One common method to retrain ML models is to have new datasets labeled by human investigators, but the size of data that can be labeled by human investigators is based on the cost and time it will take to label the dataset. The common question that arises is how much will it cost to get a new dataset labeled? Is there any other way that’s faster, cheaper, and better to label data? The answer to this is active learning, a subset of machine learning that selectively picks data points to be labeled for optimal ML model improvements.
What Is Active Learning?
Active learning is a subset of machine learning in which a learning algorithm can query a user interactively to label data with the desired outputs. In active learning, the algorithm selects a subset of examples to be labeled by human annotators instead of labeling an entire dataset. This subset could be the data points that are near the decision boundary, where the model typically struggles to decide which class a specific data point should belong to, thereby leading to loss in its performance. By selecting only a subset of data for labeling, overall cost and time to label new data points for model retraining is reduced without compromising on performance improvements.
Below are categories of active learning:
- Pool-based sampling – The algorithm is trained on a labeled dataset and then used to pick a subset of unlabeled data to be labeled by human annotators.
- Membership query synthesis – New data points are generated by the algorithm for labeling. These labels are synthetically generated from an underlying natural distribution.
- Stream-based selective sampling – Every unlabeled data point is investigated one at a time by measuring the information gain by each data point. Based on the information gain, the algorithm decides on getting a human-annotated label or not.
How Can I Evaluate Results from Active Learning?

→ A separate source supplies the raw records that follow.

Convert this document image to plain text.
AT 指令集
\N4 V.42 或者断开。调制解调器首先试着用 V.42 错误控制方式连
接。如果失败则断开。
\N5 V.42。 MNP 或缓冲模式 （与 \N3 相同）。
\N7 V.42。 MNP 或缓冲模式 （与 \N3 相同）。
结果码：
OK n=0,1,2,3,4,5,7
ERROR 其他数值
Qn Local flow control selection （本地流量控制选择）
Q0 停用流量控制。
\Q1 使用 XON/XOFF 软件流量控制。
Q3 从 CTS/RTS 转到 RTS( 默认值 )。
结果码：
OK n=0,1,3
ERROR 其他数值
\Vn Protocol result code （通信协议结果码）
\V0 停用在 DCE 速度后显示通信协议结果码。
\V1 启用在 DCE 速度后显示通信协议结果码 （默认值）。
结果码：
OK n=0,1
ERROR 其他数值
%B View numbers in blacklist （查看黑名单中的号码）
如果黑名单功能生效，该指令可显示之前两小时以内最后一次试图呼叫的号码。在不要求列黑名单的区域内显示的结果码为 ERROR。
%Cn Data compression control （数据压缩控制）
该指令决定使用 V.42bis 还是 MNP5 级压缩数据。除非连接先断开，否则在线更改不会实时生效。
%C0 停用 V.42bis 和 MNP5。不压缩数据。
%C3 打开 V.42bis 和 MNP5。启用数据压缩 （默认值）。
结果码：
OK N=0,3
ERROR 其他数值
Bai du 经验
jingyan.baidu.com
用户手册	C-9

An A/B test can be conducted where there is a control and a test arm for model retraining. The control arm is model retraining using the traditional method of labeling the entire dataset and the test arm is retraining the machine learning model using active learning with x number of data points in n number of iterations. After every iteration of gathering labels from active learning, the model is retrained with these new labels and the model performance is compared with the control arm performance. Test arm experiment is iterated n times it achieves a similar or better performance than the control arm. Based on the number of iterations of model retraining using active learning and the number of data points labeled, we can evaluate if this is more effective in terms of cost, time, and quality as compared to the traditional labeling of the dataset.
Conclusion
While there is ongoing research in this space, such as multi-armed, bandit-based active learning, it is essential that due diligence is done in experimenting with various methods of active learning for model performance improvements versus traditional ways in order to weigh the cost and benefits of such approaches.